Tunneling into a Finite Luttinger Liquid Coupled to Noisy Capacitive Leads

Tunneling spectroscopy of one-dimensional interacting wires can be profoundly sensitive to the boundary conditions of the wire. Here, we analyze the tunneling spectroscopy of a wire coupled to capacitive metallic leads. Strikingly, with increasing many-body interactions in the wire, the impact of the boundary noise becomes more prominent. This interplay allows for a smooth crossover from standard 1D tunneling signatures into a regime where the tunneling is dominated by the fluctuations at the leads. This regime is characterized by an elevated zero-bias tunneling alongside a universal power-law decay at high energies.
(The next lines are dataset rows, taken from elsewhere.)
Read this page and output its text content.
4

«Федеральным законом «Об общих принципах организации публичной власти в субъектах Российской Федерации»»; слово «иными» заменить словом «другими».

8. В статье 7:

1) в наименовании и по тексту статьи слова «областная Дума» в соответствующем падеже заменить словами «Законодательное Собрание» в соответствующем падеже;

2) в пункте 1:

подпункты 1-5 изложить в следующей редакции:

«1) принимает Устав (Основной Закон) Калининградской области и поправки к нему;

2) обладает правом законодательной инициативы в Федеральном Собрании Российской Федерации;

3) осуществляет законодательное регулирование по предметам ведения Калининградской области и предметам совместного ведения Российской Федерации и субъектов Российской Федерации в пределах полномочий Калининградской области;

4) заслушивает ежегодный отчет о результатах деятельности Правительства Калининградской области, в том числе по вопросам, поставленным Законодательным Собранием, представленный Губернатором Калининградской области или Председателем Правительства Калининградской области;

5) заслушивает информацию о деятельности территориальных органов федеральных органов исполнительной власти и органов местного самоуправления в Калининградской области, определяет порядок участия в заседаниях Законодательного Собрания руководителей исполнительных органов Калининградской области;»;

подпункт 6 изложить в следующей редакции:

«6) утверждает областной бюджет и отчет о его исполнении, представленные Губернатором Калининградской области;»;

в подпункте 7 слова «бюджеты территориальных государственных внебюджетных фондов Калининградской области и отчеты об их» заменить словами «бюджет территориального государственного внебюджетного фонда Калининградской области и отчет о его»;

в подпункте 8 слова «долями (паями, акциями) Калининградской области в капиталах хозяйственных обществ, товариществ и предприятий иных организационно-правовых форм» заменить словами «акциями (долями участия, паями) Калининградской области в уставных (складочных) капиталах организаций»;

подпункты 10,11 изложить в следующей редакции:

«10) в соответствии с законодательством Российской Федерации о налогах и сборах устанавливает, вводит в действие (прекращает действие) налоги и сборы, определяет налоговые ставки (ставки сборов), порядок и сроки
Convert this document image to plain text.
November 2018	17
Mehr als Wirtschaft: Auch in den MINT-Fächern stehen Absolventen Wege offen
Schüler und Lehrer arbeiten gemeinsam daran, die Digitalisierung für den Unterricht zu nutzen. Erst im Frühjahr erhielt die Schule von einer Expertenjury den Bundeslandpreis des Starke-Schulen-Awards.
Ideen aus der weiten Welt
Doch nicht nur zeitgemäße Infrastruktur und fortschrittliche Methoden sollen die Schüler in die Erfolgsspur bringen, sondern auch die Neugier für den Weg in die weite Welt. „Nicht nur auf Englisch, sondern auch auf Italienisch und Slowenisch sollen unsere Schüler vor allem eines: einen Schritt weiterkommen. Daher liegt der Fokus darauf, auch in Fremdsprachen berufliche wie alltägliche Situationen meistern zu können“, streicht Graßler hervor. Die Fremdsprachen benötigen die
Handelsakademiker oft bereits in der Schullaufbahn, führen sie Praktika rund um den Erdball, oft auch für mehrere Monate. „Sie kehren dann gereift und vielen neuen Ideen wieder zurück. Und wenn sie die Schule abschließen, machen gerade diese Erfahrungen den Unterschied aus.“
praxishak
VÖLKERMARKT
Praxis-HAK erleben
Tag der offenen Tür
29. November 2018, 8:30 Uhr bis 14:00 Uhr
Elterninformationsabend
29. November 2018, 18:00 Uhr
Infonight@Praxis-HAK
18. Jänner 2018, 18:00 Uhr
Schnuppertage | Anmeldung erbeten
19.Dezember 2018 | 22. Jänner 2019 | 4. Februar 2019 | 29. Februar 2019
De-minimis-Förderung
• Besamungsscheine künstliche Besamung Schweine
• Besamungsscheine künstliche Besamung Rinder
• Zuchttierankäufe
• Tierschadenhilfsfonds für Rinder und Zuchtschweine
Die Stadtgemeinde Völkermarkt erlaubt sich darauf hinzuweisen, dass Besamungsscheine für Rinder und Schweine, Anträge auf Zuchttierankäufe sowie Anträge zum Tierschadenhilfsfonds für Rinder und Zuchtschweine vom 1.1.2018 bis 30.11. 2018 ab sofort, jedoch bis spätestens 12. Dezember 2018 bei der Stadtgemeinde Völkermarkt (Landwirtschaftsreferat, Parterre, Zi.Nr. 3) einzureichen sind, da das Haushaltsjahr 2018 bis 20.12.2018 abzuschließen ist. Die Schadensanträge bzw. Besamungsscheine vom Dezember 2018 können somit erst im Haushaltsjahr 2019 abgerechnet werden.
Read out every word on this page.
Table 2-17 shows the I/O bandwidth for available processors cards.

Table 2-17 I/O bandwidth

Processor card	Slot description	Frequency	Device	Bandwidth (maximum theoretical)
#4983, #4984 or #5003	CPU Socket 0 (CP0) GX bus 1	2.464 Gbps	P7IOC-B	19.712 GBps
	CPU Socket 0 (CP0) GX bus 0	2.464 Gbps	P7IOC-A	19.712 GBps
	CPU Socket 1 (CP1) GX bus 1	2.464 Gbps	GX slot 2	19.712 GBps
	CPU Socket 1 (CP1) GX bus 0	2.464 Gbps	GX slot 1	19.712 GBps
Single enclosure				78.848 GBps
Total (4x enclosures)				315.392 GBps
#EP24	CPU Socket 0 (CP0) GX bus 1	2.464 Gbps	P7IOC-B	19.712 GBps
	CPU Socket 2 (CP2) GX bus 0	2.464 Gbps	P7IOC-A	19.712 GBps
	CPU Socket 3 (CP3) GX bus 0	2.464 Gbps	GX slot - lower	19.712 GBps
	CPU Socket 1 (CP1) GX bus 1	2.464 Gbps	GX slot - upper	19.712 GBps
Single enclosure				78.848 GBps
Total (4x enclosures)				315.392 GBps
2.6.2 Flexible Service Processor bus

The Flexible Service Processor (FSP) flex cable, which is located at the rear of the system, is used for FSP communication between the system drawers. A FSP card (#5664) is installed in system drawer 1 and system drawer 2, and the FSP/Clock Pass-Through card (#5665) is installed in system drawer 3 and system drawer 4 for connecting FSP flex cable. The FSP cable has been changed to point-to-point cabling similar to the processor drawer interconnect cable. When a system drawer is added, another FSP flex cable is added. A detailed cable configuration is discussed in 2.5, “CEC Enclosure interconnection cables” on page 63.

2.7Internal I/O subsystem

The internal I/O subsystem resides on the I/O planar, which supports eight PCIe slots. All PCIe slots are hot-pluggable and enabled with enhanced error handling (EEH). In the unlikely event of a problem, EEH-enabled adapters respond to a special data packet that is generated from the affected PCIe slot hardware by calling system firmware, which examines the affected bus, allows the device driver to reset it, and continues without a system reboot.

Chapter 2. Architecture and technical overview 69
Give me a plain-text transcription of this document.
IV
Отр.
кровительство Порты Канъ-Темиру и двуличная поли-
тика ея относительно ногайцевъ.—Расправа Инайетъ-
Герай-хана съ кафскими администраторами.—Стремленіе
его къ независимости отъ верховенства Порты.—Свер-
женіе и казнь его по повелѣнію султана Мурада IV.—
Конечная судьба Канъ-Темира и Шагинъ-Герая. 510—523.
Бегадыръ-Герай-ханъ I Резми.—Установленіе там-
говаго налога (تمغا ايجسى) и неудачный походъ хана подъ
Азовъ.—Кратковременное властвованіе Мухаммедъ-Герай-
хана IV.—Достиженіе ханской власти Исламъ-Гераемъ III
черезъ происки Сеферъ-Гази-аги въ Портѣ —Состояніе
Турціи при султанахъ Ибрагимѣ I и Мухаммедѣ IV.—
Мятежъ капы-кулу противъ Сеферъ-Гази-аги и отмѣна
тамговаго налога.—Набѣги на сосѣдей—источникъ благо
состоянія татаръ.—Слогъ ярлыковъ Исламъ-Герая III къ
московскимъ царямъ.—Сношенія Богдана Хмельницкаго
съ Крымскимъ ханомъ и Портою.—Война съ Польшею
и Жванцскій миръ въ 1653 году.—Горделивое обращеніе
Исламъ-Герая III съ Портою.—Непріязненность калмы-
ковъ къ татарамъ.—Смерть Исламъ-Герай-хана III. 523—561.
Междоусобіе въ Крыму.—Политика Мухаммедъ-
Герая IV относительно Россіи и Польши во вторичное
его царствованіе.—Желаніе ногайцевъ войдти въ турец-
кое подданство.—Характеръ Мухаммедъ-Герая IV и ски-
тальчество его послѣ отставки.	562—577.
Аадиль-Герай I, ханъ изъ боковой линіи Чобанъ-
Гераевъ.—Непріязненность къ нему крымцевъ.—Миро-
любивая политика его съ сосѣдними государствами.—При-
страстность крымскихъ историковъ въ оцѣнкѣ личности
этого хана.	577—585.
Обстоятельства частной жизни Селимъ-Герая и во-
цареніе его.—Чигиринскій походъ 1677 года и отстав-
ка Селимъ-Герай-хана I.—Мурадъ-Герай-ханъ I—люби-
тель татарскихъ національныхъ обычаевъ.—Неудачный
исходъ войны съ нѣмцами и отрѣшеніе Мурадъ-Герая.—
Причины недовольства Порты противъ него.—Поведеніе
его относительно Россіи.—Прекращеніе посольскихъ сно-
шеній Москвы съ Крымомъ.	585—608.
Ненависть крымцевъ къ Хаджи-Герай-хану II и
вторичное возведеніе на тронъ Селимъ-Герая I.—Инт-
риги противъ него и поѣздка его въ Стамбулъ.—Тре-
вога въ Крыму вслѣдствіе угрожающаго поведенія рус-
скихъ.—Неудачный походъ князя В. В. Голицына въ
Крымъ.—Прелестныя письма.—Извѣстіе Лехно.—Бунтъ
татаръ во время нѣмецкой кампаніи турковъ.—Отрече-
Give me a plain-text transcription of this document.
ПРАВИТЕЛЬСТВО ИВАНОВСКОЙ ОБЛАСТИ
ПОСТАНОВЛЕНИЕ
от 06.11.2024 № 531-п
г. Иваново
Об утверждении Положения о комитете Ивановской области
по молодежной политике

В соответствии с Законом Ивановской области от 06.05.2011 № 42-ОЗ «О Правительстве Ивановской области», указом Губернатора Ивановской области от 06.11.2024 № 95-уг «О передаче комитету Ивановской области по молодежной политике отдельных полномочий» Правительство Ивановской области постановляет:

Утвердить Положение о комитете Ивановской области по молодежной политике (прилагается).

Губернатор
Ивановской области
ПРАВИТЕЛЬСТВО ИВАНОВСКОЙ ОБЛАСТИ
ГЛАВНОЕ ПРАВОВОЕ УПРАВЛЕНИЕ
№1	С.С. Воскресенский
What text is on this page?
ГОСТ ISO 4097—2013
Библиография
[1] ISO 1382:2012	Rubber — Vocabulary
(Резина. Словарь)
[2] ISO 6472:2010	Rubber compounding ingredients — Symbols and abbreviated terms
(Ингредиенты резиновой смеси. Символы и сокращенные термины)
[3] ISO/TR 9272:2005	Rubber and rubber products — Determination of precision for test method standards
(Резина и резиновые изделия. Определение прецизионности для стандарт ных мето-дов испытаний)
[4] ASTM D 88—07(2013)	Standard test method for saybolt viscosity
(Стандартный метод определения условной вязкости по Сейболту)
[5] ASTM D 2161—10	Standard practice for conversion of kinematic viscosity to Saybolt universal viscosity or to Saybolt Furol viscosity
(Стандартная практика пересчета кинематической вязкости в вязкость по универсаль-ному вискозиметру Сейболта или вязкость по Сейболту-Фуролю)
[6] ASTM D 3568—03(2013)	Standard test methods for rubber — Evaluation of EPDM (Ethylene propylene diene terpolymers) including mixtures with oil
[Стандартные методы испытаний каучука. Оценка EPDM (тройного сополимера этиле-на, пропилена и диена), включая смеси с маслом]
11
Furthermore, local tunneling measurements in this regime show a unique spatial dependence that marks the formation of plasmonic standing waves in the wire. Our result offers a tunable method by which to control the boundary effects and measure the interaction strength (Luttinger parameter) within the wire.

Figure 1

(a) A 1D metallic quantum wire of length $L$ is connected to metallic leads, depicted as an outer circuit that is characterized by an Ohmic resistance $R$ and the capacitance to the ground $C$. The leads act as electron reservoirs with well-defined Fermi-Dirac distributions. The tunneling density of states [Eq. (1)] at position $x$ along the wire is probed by a nearby scanning tunneling microscope (STM). (b) The zero temperature power spectral-density $S(\omega )$ of the RC-circuit’s noise [Eq. (3)] (blue solid line) and two asymptotic limits: (i) $\omega {\tau }_{\mathrm{RC}}\ll 1$ (orange dot-dashed line) corresponding to the behavior of ideal Ohmic leads [73] and (ii) $\omega {\tau }_{\mathrm{RC}}\gg 1$ (red dashed line) where high-energy fluctuations are damped by the circuit’s capacitance. (c) (Top) An electron from the STM induces 1D plasmonic excitations, for which the finite wire acts as an effective Fabry-Pérot interferometer with reflection (transmission) coefficients $r_{A,B}$ ($t_{A,B}$). (Bottom) A schematic view of the wire as left- and right-propagating modes connected to two identical leads, that impart current fluctuations $\delta j_{L/R}(t)$ onto the wire [Eq. (3)].

Figure 2

The Green’s function of the wire in the large-capacitance limit. (a) The imaginary (thin green line) and real (thick red line) part of a lesser Green’s function $G^{<}(L/2,t)$ [Eq. (7)]. The dashed lines show the analytically obtained asymptotic limits for long ($t\gg {\tau }_{\mathrm{RC}}$) and short ($t\ll {\tau }_{\mathrm{RC}}$) times. The shaded region (light blue) marks the time interval $\tau <t<{\tau }_{\mathrm{RC}}$ where the interaction-induced correlations in the wire compete with the RC noise. (b) The real part of $\log [\tilde{g}(x,t)]$ [Eq. (4)] exhibiting the nontrivial power-law behavior of the Green’s function depending on the position of the STM tip (solid lines). Furthermore, our analytical asymptotic result (dashed lines) [Eq. (11)] agrees with the numerical result (solid lines). In all plots, we use an experimentally realizable interaction parameter $U/v_F=15$, see, e.g., Refs. [33, 34], and large capacitance, ${\tau }_{\mathrm{RC}}/\tau =100$.

Figure 3

(a) The normalized TDOS $\nu /{\nu }_0$ in the large-capacitance regime (${\tau }_{\mathrm{RC}}/\tau =100$) calculated for five different STM positions in the wire. At high energies, $\omega \gg 2\pi /{\tau }_{\mathrm{RC}}$, the tunneling is suppressed and the TDOS exhibits a power-law decay. Interaction-induced Fabry-Pérot oscillations with a period of $2\pi /\tau$ are present at high energies. For low energies, the TDOS is constant that depends on the value of ${\tau }_{\mathrm{RC}}$. (b) An enlargement on (a) where the TDOS is rescaled by a factor ${\omega }^3$ such that the difference between different measuring positions inside the wire can be seen more clearly. (c) The TDOS of a finite (blue solid line) and infinite (black dashed line) TLL when the capacitance in the leads is set to zero. In a finite-length TLL, the zero-bias TDOS does not vanish but saturates at a finite value [57]. Note that the normalization of the TDOS is with respect to the value of noninteracting TDOS with vanishing capacitance, ${\nu }_0$. The interaction strength used in all plots is $U/v_F=15$.